I was only 15 years old when I met Fenner Brockway - but I was a pretty politically precocious 15-year old.  Mind you, in those days, it was impossible to grow up in the industrial area of South Wales without becoming politically involved.  And although I didn't exactly grow up there, I had arrived as a well matured left-winger as a consequence  of my exposure to a London family that included members of the Communist Party, a volunteer with the International Brigades in Spain, and even having been carried on my father's shoulders during marches denying Oswald Mosley's fascists right of passage in the East End of London.
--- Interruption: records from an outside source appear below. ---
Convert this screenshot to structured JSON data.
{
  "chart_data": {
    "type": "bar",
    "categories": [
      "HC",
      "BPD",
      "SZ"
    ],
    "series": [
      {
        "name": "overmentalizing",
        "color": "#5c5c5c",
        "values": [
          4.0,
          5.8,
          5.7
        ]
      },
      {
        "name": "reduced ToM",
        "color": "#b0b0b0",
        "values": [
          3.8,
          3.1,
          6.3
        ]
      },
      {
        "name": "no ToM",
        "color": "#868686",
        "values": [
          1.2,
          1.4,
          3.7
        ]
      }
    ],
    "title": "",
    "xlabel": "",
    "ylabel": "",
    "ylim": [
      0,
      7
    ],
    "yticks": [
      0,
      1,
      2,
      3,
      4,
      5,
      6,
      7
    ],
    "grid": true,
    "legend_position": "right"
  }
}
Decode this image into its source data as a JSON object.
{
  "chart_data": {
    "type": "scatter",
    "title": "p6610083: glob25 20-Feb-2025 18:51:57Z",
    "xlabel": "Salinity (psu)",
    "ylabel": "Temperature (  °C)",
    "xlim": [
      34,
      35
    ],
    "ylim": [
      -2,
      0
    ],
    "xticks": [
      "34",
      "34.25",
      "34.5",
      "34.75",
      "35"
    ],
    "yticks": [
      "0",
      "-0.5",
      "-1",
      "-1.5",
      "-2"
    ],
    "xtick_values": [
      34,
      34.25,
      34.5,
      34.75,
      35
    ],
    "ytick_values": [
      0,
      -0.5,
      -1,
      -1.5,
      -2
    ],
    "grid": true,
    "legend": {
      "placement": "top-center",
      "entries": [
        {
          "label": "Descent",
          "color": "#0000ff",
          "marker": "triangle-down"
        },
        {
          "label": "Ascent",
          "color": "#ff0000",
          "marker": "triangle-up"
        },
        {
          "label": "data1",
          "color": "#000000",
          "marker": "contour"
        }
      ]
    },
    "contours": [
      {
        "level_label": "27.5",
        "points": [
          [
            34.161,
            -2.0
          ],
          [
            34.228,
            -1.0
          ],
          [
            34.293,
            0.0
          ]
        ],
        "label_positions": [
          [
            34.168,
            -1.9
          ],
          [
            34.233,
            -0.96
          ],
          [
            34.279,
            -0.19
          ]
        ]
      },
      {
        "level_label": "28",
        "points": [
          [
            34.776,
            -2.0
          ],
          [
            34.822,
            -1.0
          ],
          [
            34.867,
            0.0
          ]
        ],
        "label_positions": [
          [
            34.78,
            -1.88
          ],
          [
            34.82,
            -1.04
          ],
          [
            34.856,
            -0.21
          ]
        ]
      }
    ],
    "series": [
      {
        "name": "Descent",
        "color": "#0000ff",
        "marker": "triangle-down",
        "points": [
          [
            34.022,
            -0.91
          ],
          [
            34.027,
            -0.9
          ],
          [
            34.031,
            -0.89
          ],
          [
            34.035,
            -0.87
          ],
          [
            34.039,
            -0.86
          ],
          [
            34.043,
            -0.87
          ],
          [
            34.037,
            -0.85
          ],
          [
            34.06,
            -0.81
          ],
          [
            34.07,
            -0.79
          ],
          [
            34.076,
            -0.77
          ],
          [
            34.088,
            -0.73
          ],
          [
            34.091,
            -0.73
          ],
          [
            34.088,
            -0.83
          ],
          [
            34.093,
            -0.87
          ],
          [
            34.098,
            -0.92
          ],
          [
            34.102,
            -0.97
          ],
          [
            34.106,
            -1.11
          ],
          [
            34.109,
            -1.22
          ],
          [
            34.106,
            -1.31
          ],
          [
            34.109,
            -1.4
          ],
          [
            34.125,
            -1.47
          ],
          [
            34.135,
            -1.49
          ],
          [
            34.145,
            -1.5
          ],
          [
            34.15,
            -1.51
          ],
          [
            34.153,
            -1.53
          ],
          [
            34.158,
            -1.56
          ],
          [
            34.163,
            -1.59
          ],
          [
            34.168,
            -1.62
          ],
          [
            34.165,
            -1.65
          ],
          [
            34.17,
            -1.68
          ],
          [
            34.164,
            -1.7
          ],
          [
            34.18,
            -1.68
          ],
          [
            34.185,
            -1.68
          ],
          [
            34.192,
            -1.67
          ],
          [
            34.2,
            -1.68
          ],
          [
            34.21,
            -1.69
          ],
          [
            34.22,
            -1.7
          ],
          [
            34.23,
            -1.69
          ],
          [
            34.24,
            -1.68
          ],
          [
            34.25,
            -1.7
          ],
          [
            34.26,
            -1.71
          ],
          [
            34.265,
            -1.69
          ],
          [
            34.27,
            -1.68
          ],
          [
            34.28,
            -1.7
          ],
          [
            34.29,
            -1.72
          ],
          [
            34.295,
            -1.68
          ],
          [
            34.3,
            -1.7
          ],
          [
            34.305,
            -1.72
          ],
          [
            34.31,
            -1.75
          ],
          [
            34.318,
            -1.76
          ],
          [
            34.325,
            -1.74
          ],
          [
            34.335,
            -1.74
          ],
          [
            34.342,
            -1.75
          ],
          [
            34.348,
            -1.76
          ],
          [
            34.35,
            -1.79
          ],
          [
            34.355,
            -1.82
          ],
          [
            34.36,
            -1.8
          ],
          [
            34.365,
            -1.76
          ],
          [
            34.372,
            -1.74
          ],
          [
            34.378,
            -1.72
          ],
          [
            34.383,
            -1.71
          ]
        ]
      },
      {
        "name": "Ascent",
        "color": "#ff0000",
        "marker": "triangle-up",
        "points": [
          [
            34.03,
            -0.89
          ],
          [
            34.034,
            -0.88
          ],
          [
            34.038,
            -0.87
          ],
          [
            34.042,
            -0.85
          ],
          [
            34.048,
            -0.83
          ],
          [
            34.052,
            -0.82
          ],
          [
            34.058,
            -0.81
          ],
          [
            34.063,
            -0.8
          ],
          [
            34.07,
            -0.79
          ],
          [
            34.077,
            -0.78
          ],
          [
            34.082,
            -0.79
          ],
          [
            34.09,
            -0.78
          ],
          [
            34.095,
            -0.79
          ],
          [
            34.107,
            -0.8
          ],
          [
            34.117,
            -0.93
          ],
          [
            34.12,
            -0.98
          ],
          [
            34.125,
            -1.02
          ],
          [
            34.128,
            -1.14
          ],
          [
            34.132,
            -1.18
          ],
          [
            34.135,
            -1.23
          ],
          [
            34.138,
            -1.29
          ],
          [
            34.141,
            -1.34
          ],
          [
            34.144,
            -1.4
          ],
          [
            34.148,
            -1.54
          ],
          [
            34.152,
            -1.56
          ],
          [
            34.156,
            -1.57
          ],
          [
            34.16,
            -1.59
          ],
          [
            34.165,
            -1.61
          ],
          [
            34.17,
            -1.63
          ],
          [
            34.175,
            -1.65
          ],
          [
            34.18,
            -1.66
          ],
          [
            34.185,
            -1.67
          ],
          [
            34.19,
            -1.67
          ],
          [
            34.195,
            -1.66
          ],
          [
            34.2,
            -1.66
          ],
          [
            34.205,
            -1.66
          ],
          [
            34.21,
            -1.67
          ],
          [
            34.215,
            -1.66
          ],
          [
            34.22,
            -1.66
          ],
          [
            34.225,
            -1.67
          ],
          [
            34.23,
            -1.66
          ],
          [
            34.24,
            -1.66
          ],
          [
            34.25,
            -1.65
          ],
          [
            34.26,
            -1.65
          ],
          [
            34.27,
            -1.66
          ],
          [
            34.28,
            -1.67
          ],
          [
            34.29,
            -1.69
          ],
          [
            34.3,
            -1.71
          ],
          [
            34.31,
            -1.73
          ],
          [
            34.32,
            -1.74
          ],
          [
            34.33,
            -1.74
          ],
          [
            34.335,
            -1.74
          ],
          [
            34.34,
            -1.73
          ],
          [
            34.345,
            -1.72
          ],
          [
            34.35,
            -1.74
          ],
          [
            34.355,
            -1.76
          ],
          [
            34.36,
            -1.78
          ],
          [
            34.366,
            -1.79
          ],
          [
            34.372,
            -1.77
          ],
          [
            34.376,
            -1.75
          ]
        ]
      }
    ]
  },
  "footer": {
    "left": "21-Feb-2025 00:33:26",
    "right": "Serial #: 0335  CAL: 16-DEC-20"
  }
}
There is no way I can remember the subject of the talk that Fenner Brockway gave on that occasion to the Ammanford branch of the Workers' Eductional Association in 1945.  I remember travelling by bus from Llanelli with Betty, the daughter of my history teacher Frank Harris of the Grammar School and also the "special friend" of the geography teacher, whose name eludes me.  I do, however, recall that the geography teacher was a staunch communist who, in lecturing us on one occasion as to the different fuels available in South Wales mentioned paper as being the least effective, and needing far too great a quantity to come anywhere near the heat obtainable from a single nugget of South Wales' anthracite: "That doesn't matter" he said, "providing you use your Daily Expresses and Daily Telegraphs and not your Daily Workers".  He was missing one ear, that had been severed, and was the subject of much conjecture amongst students, the majority decision being that it had been the subject of a wielded sword by an Arab during the war.  But which war, and which arena, was never established.  He grew his hair long on that side in an effort to disguise the missing organ.
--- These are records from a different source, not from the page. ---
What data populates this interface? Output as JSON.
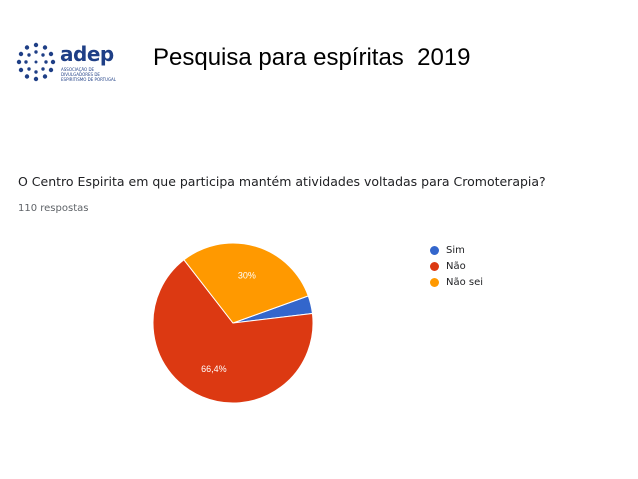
{
  "header": {
    "logo": {
      "text": "adep",
      "tagline": "Associação de Divulgadores de Espiritismo de Portugal"
    },
    "title": "Pesquisa para espíritas  2019"
  },
  "chart_data": {
    "type": "pie",
    "title": "O Centro Espirita em que participa mantém atividades voltadas para Cromoterapia?",
    "subtitle": "110 respostas",
    "categories": [
      "Sim",
      "Não",
      "Não sei"
    ],
    "values": [
      3.6,
      66.4,
      30
    ],
    "data_labels": [
      "",
      "66,4%",
      "30%"
    ],
    "colors": [
      "#3366cc",
      "#dc3912",
      "#ff9900"
    ],
    "legend_position": "right"
  }
}
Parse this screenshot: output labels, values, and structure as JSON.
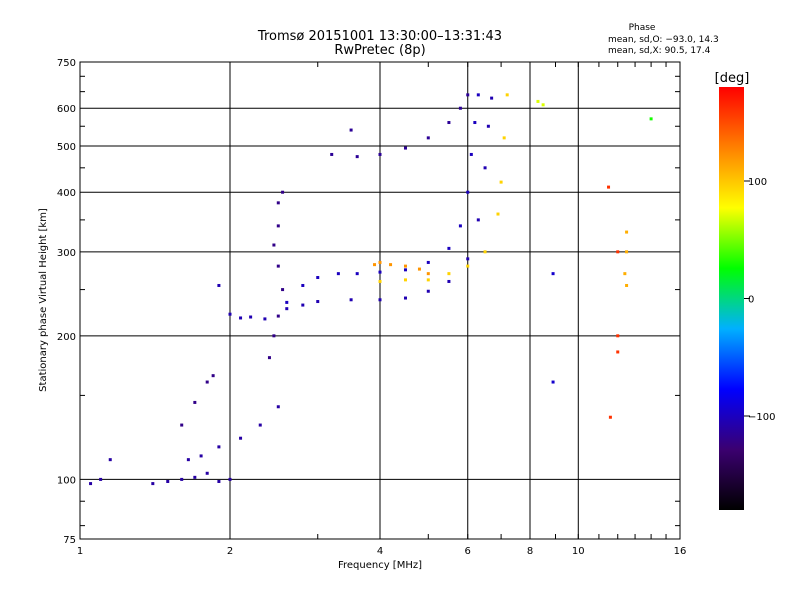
{
  "chart_data": {
    "type": "scatter",
    "title": "Tromsø 20151001 13:30:00–13:31:43",
    "subtitle": "RwPretec (8p)",
    "xlabel": "Frequency [MHz]",
    "ylabel": "Stationary phase Virtual Height [km]",
    "xscale": "log2",
    "yscale": "log",
    "xlim": [
      1,
      16
    ],
    "ylim": [
      75,
      750
    ],
    "x_ticks": [
      1,
      2,
      4,
      6,
      8,
      10,
      16
    ],
    "y_ticks": [
      75,
      100,
      200,
      300,
      400,
      500,
      600,
      750
    ],
    "grid": true,
    "phase_stats": {
      "heading": "Phase",
      "line_o": "mean, sd,O: −93.0, 14.3",
      "line_x": "mean, sd,X:  90.5, 17.4"
    },
    "colorbar": {
      "label": "[deg]",
      "ticks": [
        "100",
        "0",
        "−100"
      ],
      "tick_values": [
        100,
        0,
        -100
      ],
      "range": [
        -180,
        180
      ],
      "colors": [
        "#000000",
        "#3b0070",
        "#0000ff",
        "#00b0ff",
        "#00ff00",
        "#ffff00",
        "#ff8000",
        "#ff0000"
      ]
    },
    "series": [
      {
        "phase": -110,
        "points": [
          [
            1.05,
            98
          ],
          [
            1.1,
            100
          ],
          [
            1.15,
            110
          ],
          [
            1.4,
            98
          ],
          [
            1.5,
            99
          ],
          [
            1.6,
            100
          ],
          [
            1.7,
            101
          ],
          [
            1.8,
            103
          ],
          [
            1.9,
            99
          ],
          [
            2.0,
            100
          ],
          [
            1.65,
            110
          ],
          [
            1.75,
            112
          ],
          [
            1.9,
            117
          ],
          [
            2.1,
            122
          ],
          [
            2.3,
            130
          ],
          [
            2.5,
            142
          ]
        ]
      },
      {
        "phase": -120,
        "points": [
          [
            1.6,
            130
          ],
          [
            1.7,
            145
          ],
          [
            1.8,
            160
          ],
          [
            1.85,
            165
          ],
          [
            2.4,
            180
          ],
          [
            2.45,
            200
          ],
          [
            2.5,
            220
          ],
          [
            2.55,
            250
          ],
          [
            2.5,
            280
          ],
          [
            2.45,
            310
          ],
          [
            2.5,
            340
          ],
          [
            2.5,
            380
          ],
          [
            2.55,
            400
          ]
        ]
      },
      {
        "phase": -105,
        "points": [
          [
            1.9,
            255
          ],
          [
            2.0,
            222
          ],
          [
            2.1,
            218
          ],
          [
            2.2,
            219
          ],
          [
            2.35,
            217
          ],
          [
            2.6,
            228
          ],
          [
            2.8,
            232
          ],
          [
            3.0,
            236
          ],
          [
            3.5,
            238
          ],
          [
            4.0,
            238
          ],
          [
            4.5,
            240
          ],
          [
            5.0,
            248
          ],
          [
            5.5,
            260
          ],
          [
            6.0,
            290
          ],
          [
            6.3,
            350
          ],
          [
            6.5,
            450
          ],
          [
            6.6,
            550
          ],
          [
            6.7,
            630
          ]
        ]
      },
      {
        "phase": -100,
        "points": [
          [
            2.6,
            235
          ],
          [
            2.8,
            255
          ],
          [
            3.0,
            265
          ],
          [
            3.3,
            270
          ],
          [
            3.6,
            270
          ],
          [
            4.0,
            272
          ],
          [
            4.5,
            275
          ],
          [
            5.0,
            285
          ],
          [
            5.5,
            305
          ],
          [
            5.8,
            340
          ],
          [
            6.0,
            400
          ],
          [
            6.1,
            480
          ],
          [
            6.2,
            560
          ],
          [
            6.3,
            640
          ]
        ]
      },
      {
        "phase": -115,
        "points": [
          [
            3.5,
            540
          ],
          [
            3.2,
            480
          ],
          [
            3.6,
            475
          ],
          [
            4.0,
            480
          ],
          [
            4.5,
            495
          ],
          [
            5.0,
            520
          ],
          [
            5.5,
            560
          ],
          [
            5.8,
            600
          ],
          [
            6.0,
            640
          ]
        ]
      },
      {
        "phase": 120,
        "points": [
          [
            3.9,
            282
          ],
          [
            4.0,
            285
          ],
          [
            4.2,
            282
          ],
          [
            4.5,
            280
          ],
          [
            4.8,
            276
          ],
          [
            5.0,
            270
          ]
        ]
      },
      {
        "phase": 95,
        "points": [
          [
            4.0,
            260
          ],
          [
            4.5,
            262
          ],
          [
            5.0,
            262
          ],
          [
            5.5,
            270
          ],
          [
            6.0,
            280
          ],
          [
            6.5,
            300
          ],
          [
            6.9,
            360
          ],
          [
            7.0,
            420
          ],
          [
            7.1,
            520
          ],
          [
            7.2,
            640
          ]
        ]
      },
      {
        "phase": 70,
        "points": [
          [
            8.3,
            620
          ],
          [
            8.5,
            610
          ]
        ]
      },
      {
        "phase": 160,
        "points": [
          [
            11.5,
            410
          ],
          [
            12.0,
            300
          ],
          [
            12.0,
            200
          ],
          [
            12.0,
            185
          ],
          [
            11.6,
            135
          ]
        ]
      },
      {
        "phase": 110,
        "points": [
          [
            12.5,
            330
          ],
          [
            12.5,
            300
          ],
          [
            12.4,
            270
          ],
          [
            12.5,
            255
          ]
        ]
      },
      {
        "phase": -95,
        "points": [
          [
            8.9,
            270
          ],
          [
            8.9,
            160
          ]
        ]
      },
      {
        "phase": 30,
        "points": [
          [
            14.0,
            570
          ]
        ]
      }
    ]
  }
}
This has taken us a long way from Fenner Brockway.  Quite a digression, in fact.

So, reverting to that fateful meeting in Ammanford.  There were two significant factors for me.  Firstly, he was perhaps the tallest person I had ever met up to that date, a long, lanky figure striding into the meeting room.  Also I had never previously met anyone who was so important in my estimation.  I knew he had been born in India; I knew he had served a prison sentence during the First World War because of his conscientious objection; I knew he was a leading member of the Independent Labour Party which was poised to the right of the Communist Party and to the left of the Labour Party.  I knew he was Editor of the ILP newspaper.  I knew that he had at least a dozen published books to his name.
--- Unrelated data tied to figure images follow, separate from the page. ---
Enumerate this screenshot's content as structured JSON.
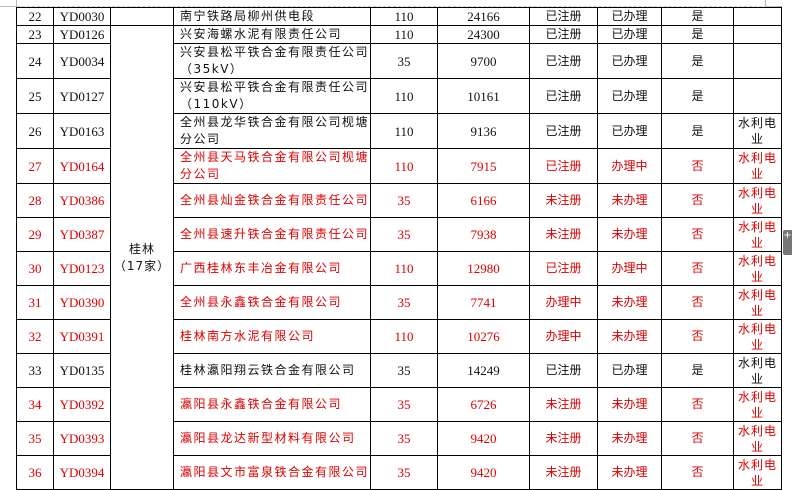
{
  "region_label": "桂林\n（17家）",
  "colors": {
    "red": "#e00000",
    "black": "#111111"
  },
  "rows": [
    {
      "no": "22",
      "code": "YD0030",
      "name": "南宁铁路局柳州供电段",
      "kv": "110",
      "cap": "24166",
      "reg": "已注册",
      "proc": "已办理",
      "ok": "是",
      "note": "",
      "red": false
    },
    {
      "no": "23",
      "code": "YD0126",
      "name": "兴安海螺水泥有限责任公司",
      "kv": "110",
      "cap": "24300",
      "reg": "已注册",
      "proc": "已办理",
      "ok": "是",
      "note": "",
      "red": false
    },
    {
      "no": "24",
      "code": "YD0034",
      "name": "兴安县松平铁合金有限责任公司（35kV）",
      "kv": "35",
      "cap": "9700",
      "reg": "已注册",
      "proc": "已办理",
      "ok": "是",
      "note": "",
      "red": false
    },
    {
      "no": "25",
      "code": "YD0127",
      "name": "兴安县松平铁合金有限责任公司（110kV）",
      "kv": "110",
      "cap": "10161",
      "reg": "已注册",
      "proc": "已办理",
      "ok": "是",
      "note": "",
      "red": false
    },
    {
      "no": "26",
      "code": "YD0163",
      "name": "全州县龙华铁合金有限公司枧塘分公司",
      "kv": "110",
      "cap": "9136",
      "reg": "已注册",
      "proc": "已办理",
      "ok": "是",
      "note": "水利电业",
      "red": false
    },
    {
      "no": "27",
      "code": "YD0164",
      "name": "全州县天马铁合金有限公司枧塘分公司",
      "kv": "110",
      "cap": "7915",
      "reg": "已注册",
      "proc": "办理中",
      "ok": "否",
      "note": "水利电业",
      "red": true
    },
    {
      "no": "28",
      "code": "YD0386",
      "name": "全州县灿金铁合金有限责任公司",
      "kv": "35",
      "cap": "6166",
      "reg": "未注册",
      "proc": "未办理",
      "ok": "否",
      "note": "水利电业",
      "red": true
    },
    {
      "no": "29",
      "code": "YD0387",
      "name": "全州县速升铁合金有限责任公司",
      "kv": "35",
      "cap": "7938",
      "reg": "未注册",
      "proc": "未办理",
      "ok": "否",
      "note": "水利电业",
      "red": true
    },
    {
      "no": "30",
      "code": "YD0123",
      "name": "广西桂林东丰冶金有限公司",
      "kv": "110",
      "cap": "12980",
      "reg": "已注册",
      "proc": "办理中",
      "ok": "否",
      "note": "水利电业",
      "red": true
    },
    {
      "no": "31",
      "code": "YD0390",
      "name": "全州县永鑫铁合金有限公司",
      "kv": "35",
      "cap": "7741",
      "reg": "办理中",
      "proc": "未办理",
      "ok": "否",
      "note": "水利电业",
      "red": true
    },
    {
      "no": "32",
      "code": "YD0391",
      "name": "桂林南方水泥有限公司",
      "kv": "110",
      "cap": "10276",
      "reg": "办理中",
      "proc": "未办理",
      "ok": "否",
      "note": "水利电业",
      "red": true
    },
    {
      "no": "33",
      "code": "YD0135",
      "name": "桂林瀛阳翔云铁合金有限公司",
      "kv": "35",
      "cap": "14249",
      "reg": "已注册",
      "proc": "已办理",
      "ok": "是",
      "note": "水利电业",
      "red": false
    },
    {
      "no": "34",
      "code": "YD0392",
      "name": "瀛阳县永鑫铁合金有限公司",
      "kv": "35",
      "cap": "6726",
      "reg": "未注册",
      "proc": "未办理",
      "ok": "否",
      "note": "水利电业",
      "red": true
    },
    {
      "no": "35",
      "code": "YD0393",
      "name": "瀛阳县龙达新型材料有限公司",
      "kv": "35",
      "cap": "9420",
      "reg": "未注册",
      "proc": "未办理",
      "ok": "否",
      "note": "水利电业",
      "red": true
    },
    {
      "no": "36",
      "code": "YD0394",
      "name": "瀛阳县文市富泉铁合金有限公司",
      "kv": "35",
      "cap": "9420",
      "reg": "未注册",
      "proc": "未办理",
      "ok": "否",
      "note": "水利电业",
      "red": true
    }
  ],
  "handle_icon": "plus-icon"
}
After his lecture I approached him somewhat timorously with a question that I was unwilling to pose during question time.  I cannot, of course, remember what it was, but it certainly would have been connected with my desire to be a writer.  The advice he gave me, possibly related to the question I asked him, was to keep a notebook and use it daily, to write down whatever thoughts occurred to me, or whatever significant event had happened to me.  I actually bought a book specifically for that purpose and the first thing I wrote in it was an essay on his lecture.  I now confess to my shame that, a few years ago, when clearing out drawers and files from my office, I came across that pocket-sized, red-bound note book and it was completely empty apart from the first three pages devoted to my impressions of Fenner Brockway.  I tore them out and threw them in my waste-basket.  I wish I had them before me now.  Idiot!

It was once said about someone (it has probably been said about many such someones) that "he will end up in prison or the House of Lords".  The English Establishment actually has a history of first imprisoning people and subsequently bestowing honours on them  Fenner Brockway who was a staunch critic of the Establishment with his anti-war, anti-racial and anti-colonial, ended his years as Baron Brockway.